You can imagine that if compulsive eating causes your brain to act like it does when you have a drug or gambling addiction how hard it can be to stop eating.

The article that quotes the study gives some good recommendations for dealing with overeating and food addiction: "joining social support groups online or in-person, practicing mindfulness or mindfulness-based cognitive therapy (MBCT), logging your food intake, and substituting healthier habits for the old ones (for example, 10 minutes of exercise or yoga instead of the nightly sweets break) can be helpful."

Some Of Your Favorite Foods Are As Addicting As Drug

Food that is made today is not that people ate fifty years ago.

Large scale production of food has caused scientists to engineer and genetically modify food so that food is cheaper, lasts longer, and tastes better.

These advancements brought about ultra processed foods. Ultra processed foods are foods that “go through multiple processes (extrusion, molding, milling, etc.) (and) contain many added ingredients and are highly manipulated.

The problem with ultra processed foods is that modifying the taste has caused these ultra-processed foods to become highly addictive.

These ultra processed foods are hyperpalatable. Hyperpalatable foods are “one where the synergy between components of the food — such as fat, sodium (salt), sugar, and carbohydrates — makes it tastier than it would otherwise be

These foods are characterized by their addicting properties, similar to a drug like cocaine.

Here is a list of properties that hyperpalatable foods have:


These foods activate the same region of the brain that drugs like cocaine or opioids do, making them extremely addicting.

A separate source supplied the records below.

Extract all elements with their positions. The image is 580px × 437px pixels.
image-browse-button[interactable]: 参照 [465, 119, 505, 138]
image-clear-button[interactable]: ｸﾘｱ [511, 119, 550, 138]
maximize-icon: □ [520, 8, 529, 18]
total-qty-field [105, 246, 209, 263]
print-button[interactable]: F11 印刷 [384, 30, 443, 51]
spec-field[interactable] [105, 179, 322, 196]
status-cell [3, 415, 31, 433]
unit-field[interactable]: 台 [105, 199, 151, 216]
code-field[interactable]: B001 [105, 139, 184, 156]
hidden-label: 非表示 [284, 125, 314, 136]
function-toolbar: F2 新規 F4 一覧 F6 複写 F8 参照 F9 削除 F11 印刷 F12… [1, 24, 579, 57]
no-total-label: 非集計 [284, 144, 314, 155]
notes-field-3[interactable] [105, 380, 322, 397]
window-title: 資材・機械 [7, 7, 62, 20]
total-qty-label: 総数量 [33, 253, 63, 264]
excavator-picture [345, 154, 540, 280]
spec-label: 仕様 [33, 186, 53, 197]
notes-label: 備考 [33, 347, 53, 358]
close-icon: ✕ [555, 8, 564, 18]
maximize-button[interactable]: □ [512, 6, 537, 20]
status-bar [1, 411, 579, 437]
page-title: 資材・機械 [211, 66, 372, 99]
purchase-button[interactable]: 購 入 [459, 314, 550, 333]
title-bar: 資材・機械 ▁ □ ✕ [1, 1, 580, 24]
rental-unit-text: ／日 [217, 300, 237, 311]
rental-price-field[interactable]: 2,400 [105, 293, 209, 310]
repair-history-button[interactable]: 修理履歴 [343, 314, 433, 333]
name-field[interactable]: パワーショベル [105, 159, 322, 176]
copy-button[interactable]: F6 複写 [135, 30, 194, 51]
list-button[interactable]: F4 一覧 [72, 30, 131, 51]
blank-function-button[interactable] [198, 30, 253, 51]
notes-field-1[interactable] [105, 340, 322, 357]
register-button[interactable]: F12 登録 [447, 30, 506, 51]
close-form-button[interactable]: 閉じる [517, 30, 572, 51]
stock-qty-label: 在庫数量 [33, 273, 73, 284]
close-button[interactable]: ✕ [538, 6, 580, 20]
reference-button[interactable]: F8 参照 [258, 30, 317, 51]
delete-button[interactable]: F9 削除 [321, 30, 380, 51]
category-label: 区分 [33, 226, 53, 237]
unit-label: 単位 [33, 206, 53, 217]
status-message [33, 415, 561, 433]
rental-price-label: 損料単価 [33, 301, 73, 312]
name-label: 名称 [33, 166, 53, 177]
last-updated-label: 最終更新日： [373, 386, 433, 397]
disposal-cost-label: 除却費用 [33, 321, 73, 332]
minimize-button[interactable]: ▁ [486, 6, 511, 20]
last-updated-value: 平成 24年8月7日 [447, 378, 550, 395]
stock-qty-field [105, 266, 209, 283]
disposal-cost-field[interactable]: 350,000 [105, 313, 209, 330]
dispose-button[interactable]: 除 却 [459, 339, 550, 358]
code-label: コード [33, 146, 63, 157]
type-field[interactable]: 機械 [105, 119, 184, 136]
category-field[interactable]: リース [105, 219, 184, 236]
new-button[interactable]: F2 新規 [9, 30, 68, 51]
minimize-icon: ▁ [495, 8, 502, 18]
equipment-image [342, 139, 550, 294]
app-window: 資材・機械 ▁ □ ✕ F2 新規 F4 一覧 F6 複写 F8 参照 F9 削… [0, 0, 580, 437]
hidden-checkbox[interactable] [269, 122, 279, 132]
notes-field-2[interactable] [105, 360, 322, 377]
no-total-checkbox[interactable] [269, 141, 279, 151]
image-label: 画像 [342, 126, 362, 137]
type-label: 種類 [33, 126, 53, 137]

Hyperpalatable foods block the signal to the brain telling you that you are full and because these foods taste so good it is easy to eat way more than you should be able to if you were eating non-processed foods.

Distracted Eating Makes It Harder To Stop Eating

The world that we are living in is getting more and more distracting every day.

How many times have you just started eating something while you are watching TV or watching a movie and before you know it all the food that you were eating is gone? How you ever got done eating something and then not even remember how it tastes?

The problems with eating distracted are that you are not aware of how much you are eating and you are not aware of when you should stop eating.

If you want to stop once you start eating you need to eat attentively, meaning you need to remove distractions and be focused on your food.

The science shows that attentiveness directly affects how much food you eat.

We will look at a meta-study of various studies done on attentive eating to find out to what extent your attention has on how much food you eat.

The conclusion that the study reaches is that eating while distracted results in a "moderate increase in immediate intake".

Distracted eating makes you eat more than you would normally because you are not aware of how much you are eating. When you are not mindful of how much you are eating the survival part of your brain kicks in and you eat like you don't know where your next meal will come from.

The next point the study makes is that distracted eating also "increased later intake to a greater extent".

Distracted Eating not only makes you eat more in the moment, but it also makes you eat more the next time you eat. The amount that you eat later is greater than what you eat currently when you eat while actively distracted.

Eating while distracted will make you underestimate how much you eat causing you to eat more later on.

The final conclusion that is significant is that "removing visual information about the amount of food eaten during a meal increased immediate intake".

This explains the importance of presence while eating. Not being able to see how much you eat causes you to increase the amount of food that you eat. You must learn how to tell what your hunger is while you eat so you know when is the proper time to.